Springboks coach Erasmus labels their poor performance against Argentina as unacceptable

26 August 2018 - 13:38 By Craig Ray in Cape Town
Players of South Africa look dejected at the end of a match between Argentina and South Africa as part of The Rugby Championship 2018 at Malvinas Argentinas Stadium on August 25, 2018 in Mendoza, Argentina.
Players of South Africa look dejected at the end of a match between Argentina and South Africa as part of The Rugby Championship 2018 at Malvinas Argentinas Stadium on August 25, 2018 in Mendoza, Argentina.
Image: Daniel Jayo/Getty Images

In June Springbok coach Rassie Erasmus cautioned against over-optimism after his side beat England 2-1 in a home series, but even he couldn't of imagined such a humbling dousing of his team’s progress two months later.

The Boks 32-19 loss to Argentina in Mendoza last Saturday exposed many weaknesses, including South Africa’s inability to win away from home, while offering no obvious positives.

Post the 2015 World Cup, the Boks have won just three of 15 away games and their next two fixtures are in Brisbane and Wellington.

Slow starts in matches have characterised Erasmus’ Bok reign. While his team was able to overturn heavy early deficits against England in the first and second Tests, and also against the Pumas in Durban last week, there was no way out of 27-7 halftime hole they found themselves in this week.

Australian referee Angus Gardner may have ignored the Pumas’ continual offsides infringements, and he may have been casual in his handling of the breakdown, but the Boks failed to adapt to the official and to Argentina’s ferocity. It’s as if foreign fields are some sort of kryptonite for the Springboks.

“We had so many opportunities to score tries in the first 15-20 minutes,’ Erasmus lamented. “We just didn’t capitalise on that.

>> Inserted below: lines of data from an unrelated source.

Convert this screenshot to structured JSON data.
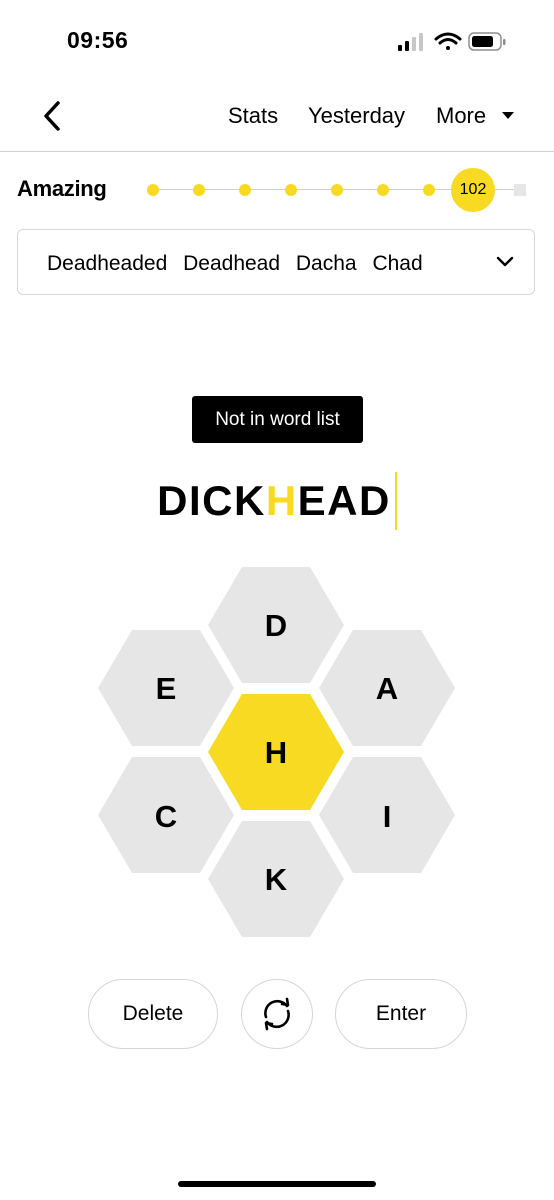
{
  "status_bar": {
    "time": "09:56",
    "icons": [
      "signal-icon",
      "wifi-icon",
      "battery-icon"
    ]
  },
  "nav": {
    "back_icon": "chevron-left-icon",
    "stats": "Stats",
    "yesterday": "Yesterday",
    "more": "More"
  },
  "progress": {
    "rank": "Amazing",
    "score": "102",
    "accent_color": "#f7da21"
  },
  "found_words": {
    "words": [
      "Deadheaded",
      "Deadhead",
      "Dacha",
      "Chad"
    ],
    "expand_icon": "chevron-down-icon"
  },
  "message": "Not in word list",
  "input": {
    "before": "DICK",
    "center": "H",
    "after": "EAD"
  },
  "hive": {
    "center": "H",
    "letters": {
      "top": "D",
      "upper_left": "E",
      "upper_right": "A",
      "lower_left": "C",
      "lower_right": "I",
      "bottom": "K"
    },
    "center_color": "#f7da21",
    "outer_color": "#e6e6e6"
  },
  "controls": {
    "delete": "Delete",
    "shuffle_icon": "shuffle-icon",
    "enter": "Enter"
  }
}
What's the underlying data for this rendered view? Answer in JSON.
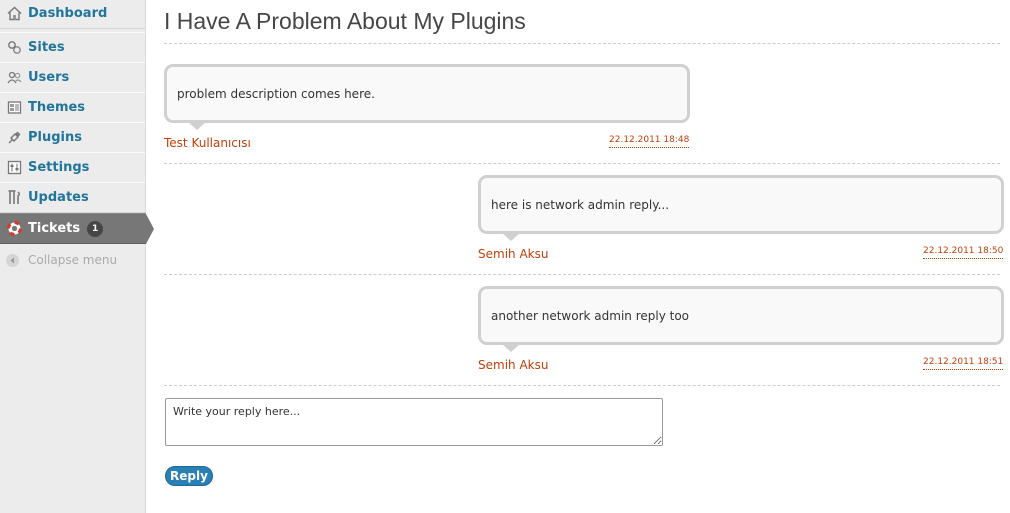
{
  "sidebar": {
    "items": [
      {
        "label": "Dashboard",
        "icon": "home-icon"
      },
      {
        "label": "Sites",
        "icon": "sites-icon"
      },
      {
        "label": "Users",
        "icon": "users-icon"
      },
      {
        "label": "Themes",
        "icon": "themes-icon"
      },
      {
        "label": "Plugins",
        "icon": "plugins-icon"
      },
      {
        "label": "Settings",
        "icon": "settings-icon"
      },
      {
        "label": "Updates",
        "icon": "updates-icon"
      },
      {
        "label": "Tickets",
        "icon": "tickets-icon",
        "badge": "1",
        "active": true
      }
    ],
    "collapse_label": "Collapse menu"
  },
  "page": {
    "title": "I Have A Problem About My Plugins"
  },
  "messages": [
    {
      "text": "problem description comes here.",
      "author": "Test Kullanıcısı",
      "date": "22.12.2011 18:48"
    },
    {
      "text": "here is network admin reply...",
      "author": "Semih Aksu",
      "date": "22.12.2011 18:50"
    },
    {
      "text": "another network admin reply too",
      "author": "Semih Aksu",
      "date": "22.12.2011 18:51"
    }
  ],
  "reply_form": {
    "placeholder": "Write your reply here...",
    "button_label": "Reply"
  },
  "colors": {
    "link": "#21759b",
    "author": "#c0400c",
    "active_menu": "#777777",
    "reply_button": "#2980b5"
  }
}
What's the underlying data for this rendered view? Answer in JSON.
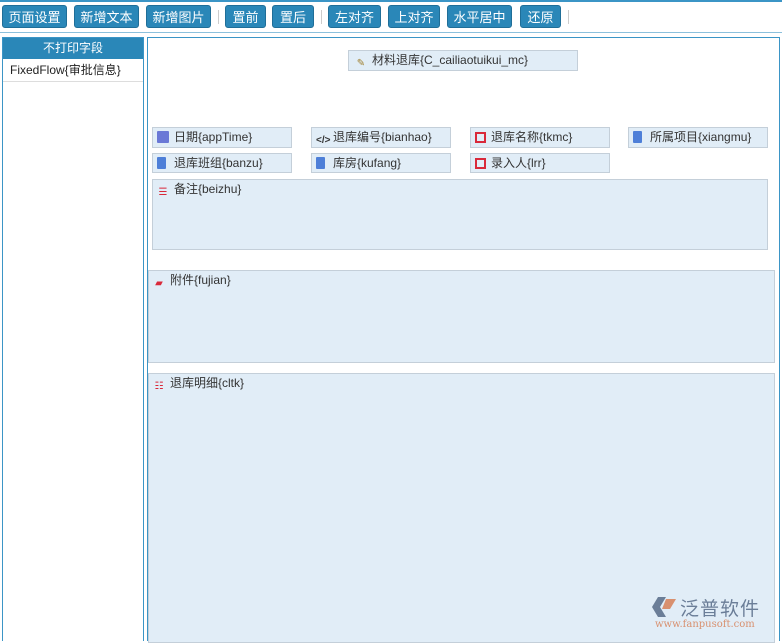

“We played like a team that’s playing club rugby. I must point the finger at myself. When you play like this, the coach did something badly wrong during the week.”

At least Erasmus had the grace not to try and “take positives” from the defeat as his predecessor Allister Coetzee did after the Boks lost 57-0 to the All Blacks last year.

But Erasmus is quickly finding out how different and how difficult coaching at the cutting edge can be. He told all who wanted to listen in June that the Boks were learning and growing and would suffer setbacks along the way.

It felt then as if he was getting his excuses in early, and the performance in Mendoza bore them out.

The Boks’ defence was appalling, 27 missed tackles, especially in the first half, while the lineout again malfunctioned. There was also a lack of intensity at the contact points.

Dropping Pieter-Steph du Toit after the 34-21 win in Durban, now looks like a poor selection decision because the Stormers man was immense when he joined the battle in the second half. Just as he had been at King’s Park.

Replacement Franco Mostert lacked his usual aggression and failed to improve hooker Malcolm Marx’s throwing yips. Marx’s throwing is fast becoming an issue that might require a parliamentary investigation.

After a storming return to rugby in Durban, Eben Etzebeth was subdued and No 8 Warren Whiteley was virtually anonymous. It’s no wonder Erasmus has apparently sent as SOS to Duane Vermeulen in Japan.

Openside Francois Louw hasn’t looked the same player from a few years ago while flyhalf Handré Pollard and scrumhalf Faf de Klerk struggled behind a beaten pack.

Inside centre Andre Esterhuizen is quickly being found out at Test level, where he has offered little more than being a bludgeon while Willie le Roux had one of those days when he went AWOL.

The Boks also lost wing Makazole Mapimpi to a knee injury early in the match, forcing Lionel Mapoe to play wing – an unfamiliar position.

“It’s not an excuse, because we are picking and coaching the team,” Erasmus said. “But with Mapimpi going off and Lionel [Mapoe] having to go to wing, and Aphiwe [Dyantyi] and Lukhanyo [Am] being youngsters, they’re going to go through these games when they are rattled and they have to learn how to handle it.

“I don’t want to say we learn, we learn, we learn. We had a terrible performance, it was unacceptable… we can’t perform like that in a Springbok jersey.”

The Boks face Australia in Brisbane next and Erasmus has no more credit left in the bank. He has to shelve extreme experimentation and look to find his best team and stick to it for the rest of the Rugby Championship.

“We had certain plans that we wanted to try against Australia, but that’s out the window now,” Erasmus admitted. “We have to get back to winning ways again, it’s win at all costs now.

"This puts us back quite a bit. We wanted to win this game [in Mendoza] and give a few other guys a chance against Australia, but we can’t do that now.”